O que foi feito: nos últimos três anos, o governo investiu 106 milhões de dólares em equipamentos para o Serviço de Emergências Médicas e contratou pessoal. Agora, somente em Johanesburgo há mais de 1 300 funcionários à disposição. Desse modo, o sistema de saúde sul-africano é uma das áreas mais benefi ciadas pela Copa. Essa pode ser uma oportunidade para cortar os índices de infecção pelo vírus HIV, que atualmente atinge 18% dos adultos e faz do país um dos que mais têm doentes de Aids.
Aeroportos
A promessa: modernizar e expandir a infraestrutura dos aeroportos com uma injeção de 2,5 bilhões de dólares.

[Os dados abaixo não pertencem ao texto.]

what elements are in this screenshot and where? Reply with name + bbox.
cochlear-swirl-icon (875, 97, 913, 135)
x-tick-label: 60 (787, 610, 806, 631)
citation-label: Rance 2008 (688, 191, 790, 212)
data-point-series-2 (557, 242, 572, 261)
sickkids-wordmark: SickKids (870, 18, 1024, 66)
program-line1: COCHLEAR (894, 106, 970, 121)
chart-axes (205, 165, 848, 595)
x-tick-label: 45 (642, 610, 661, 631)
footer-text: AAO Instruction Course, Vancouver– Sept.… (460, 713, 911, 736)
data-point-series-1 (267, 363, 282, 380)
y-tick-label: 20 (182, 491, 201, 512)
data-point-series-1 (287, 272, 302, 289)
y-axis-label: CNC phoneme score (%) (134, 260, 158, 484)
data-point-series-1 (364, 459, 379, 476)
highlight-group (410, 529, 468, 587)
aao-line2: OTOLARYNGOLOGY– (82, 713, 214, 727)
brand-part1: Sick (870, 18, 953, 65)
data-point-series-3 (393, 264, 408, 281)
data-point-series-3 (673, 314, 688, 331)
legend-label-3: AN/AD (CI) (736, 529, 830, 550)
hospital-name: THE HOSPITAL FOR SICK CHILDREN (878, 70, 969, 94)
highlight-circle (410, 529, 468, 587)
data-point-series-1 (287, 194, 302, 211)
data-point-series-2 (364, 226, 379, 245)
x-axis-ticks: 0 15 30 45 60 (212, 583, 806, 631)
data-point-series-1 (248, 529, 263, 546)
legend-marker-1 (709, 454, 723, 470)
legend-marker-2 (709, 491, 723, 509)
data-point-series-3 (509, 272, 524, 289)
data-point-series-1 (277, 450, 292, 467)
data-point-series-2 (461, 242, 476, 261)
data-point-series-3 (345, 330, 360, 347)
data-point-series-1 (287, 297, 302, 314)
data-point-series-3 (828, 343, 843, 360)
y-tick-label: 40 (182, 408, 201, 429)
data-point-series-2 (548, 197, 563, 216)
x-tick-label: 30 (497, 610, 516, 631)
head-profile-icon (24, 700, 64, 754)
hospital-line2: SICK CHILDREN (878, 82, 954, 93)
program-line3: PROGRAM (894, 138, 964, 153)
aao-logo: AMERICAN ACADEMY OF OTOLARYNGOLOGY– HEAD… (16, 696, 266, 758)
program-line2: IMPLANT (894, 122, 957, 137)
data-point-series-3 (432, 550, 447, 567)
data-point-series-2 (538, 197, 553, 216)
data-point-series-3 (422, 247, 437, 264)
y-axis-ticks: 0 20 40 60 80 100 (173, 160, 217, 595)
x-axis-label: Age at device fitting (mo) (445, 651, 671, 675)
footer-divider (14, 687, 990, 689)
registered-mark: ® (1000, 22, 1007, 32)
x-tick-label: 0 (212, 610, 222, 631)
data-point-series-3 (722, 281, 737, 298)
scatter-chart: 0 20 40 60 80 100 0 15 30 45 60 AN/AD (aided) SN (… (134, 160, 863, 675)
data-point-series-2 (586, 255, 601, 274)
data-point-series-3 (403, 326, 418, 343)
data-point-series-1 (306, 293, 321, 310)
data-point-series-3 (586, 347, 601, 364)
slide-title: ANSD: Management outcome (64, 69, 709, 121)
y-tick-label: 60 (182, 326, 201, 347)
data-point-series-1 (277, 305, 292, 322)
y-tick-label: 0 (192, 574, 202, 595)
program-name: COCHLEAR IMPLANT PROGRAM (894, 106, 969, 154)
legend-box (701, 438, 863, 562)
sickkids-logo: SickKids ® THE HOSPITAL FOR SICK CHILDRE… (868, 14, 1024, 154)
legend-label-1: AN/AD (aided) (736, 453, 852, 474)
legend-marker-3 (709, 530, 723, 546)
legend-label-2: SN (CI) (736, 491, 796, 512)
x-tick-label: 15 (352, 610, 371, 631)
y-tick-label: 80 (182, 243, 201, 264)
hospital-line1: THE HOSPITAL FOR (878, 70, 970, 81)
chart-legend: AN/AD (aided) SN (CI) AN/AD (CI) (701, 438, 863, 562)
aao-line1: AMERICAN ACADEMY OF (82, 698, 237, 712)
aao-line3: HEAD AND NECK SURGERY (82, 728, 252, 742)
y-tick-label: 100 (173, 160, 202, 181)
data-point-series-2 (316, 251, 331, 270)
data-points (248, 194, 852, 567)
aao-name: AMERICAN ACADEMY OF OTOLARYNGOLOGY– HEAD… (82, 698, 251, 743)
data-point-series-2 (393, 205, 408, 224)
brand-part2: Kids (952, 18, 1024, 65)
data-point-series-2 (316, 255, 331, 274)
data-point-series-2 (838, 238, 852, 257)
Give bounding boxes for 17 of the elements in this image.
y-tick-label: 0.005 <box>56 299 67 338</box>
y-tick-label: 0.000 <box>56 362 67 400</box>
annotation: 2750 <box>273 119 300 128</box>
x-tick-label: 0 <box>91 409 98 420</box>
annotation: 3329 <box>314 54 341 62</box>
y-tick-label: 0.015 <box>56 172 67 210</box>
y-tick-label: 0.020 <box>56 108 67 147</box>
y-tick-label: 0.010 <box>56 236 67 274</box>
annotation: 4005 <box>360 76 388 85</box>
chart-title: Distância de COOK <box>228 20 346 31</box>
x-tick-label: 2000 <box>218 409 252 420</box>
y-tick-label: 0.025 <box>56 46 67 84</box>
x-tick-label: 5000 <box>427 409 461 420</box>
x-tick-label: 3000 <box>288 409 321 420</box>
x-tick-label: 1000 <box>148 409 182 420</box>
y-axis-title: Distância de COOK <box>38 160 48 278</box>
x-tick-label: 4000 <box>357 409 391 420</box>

O que foi feito: a infraestrutura aeroportuária de fato melhorou e deve ser o maior legado da Copa. Os aeroportos das cidades-sede foram reformados, como o da Cidade do Cabo, o de Mangaung e o de Johanesburgo. Depois do evento, prevê-se que as novas estruturas sejam utilizadas para receber principalmente voos de outros países africanos, responsáveis por cerca de 70% do turismo do país.
Imagem
A promessa: a África do Sul, por ser o primeiro país africano a sediar um evento global, desejava representar o continente e, mostrando seu potencial e sua diversidade cultural, melhorar uma imagem convencionalmente ligada a problemas como miséria e violência. O governo anunciou recentemente a intenção de receber também a Olimpíada de 2020.
O que foi feito: a falta de organização, que levou o país a chegar às vésperas do evento correndo para aprontar as obras, prejudicou o plano de mostrar evolução. Sem confiar na melhoria da segurança e cientes das dificuldades de deslocamento interno, muitos estrangeiros, que seriam potenciais espectadores dos jogos, não se animaram a viajar. A grande prova para a África do Sul se dará obviamente com a bola rolando nos gramados - somente então será possível aferir qual a imagem final do evento. "A Copa dá aos sul-africanos a oportunidade de demonstrar ao mundo quem realmente somos ao completar 16 anos de democracia", diz Danny Jordaan, chefe do comitê organizador. O Brasil, próximo da fila com a Copa de 2014, deverá prestar atenção redobrada nos sul-africanos - não tanto em sua seleção, que não assusta ninguém, mas nos erros e acertos do país na condução do maior evento do mundo.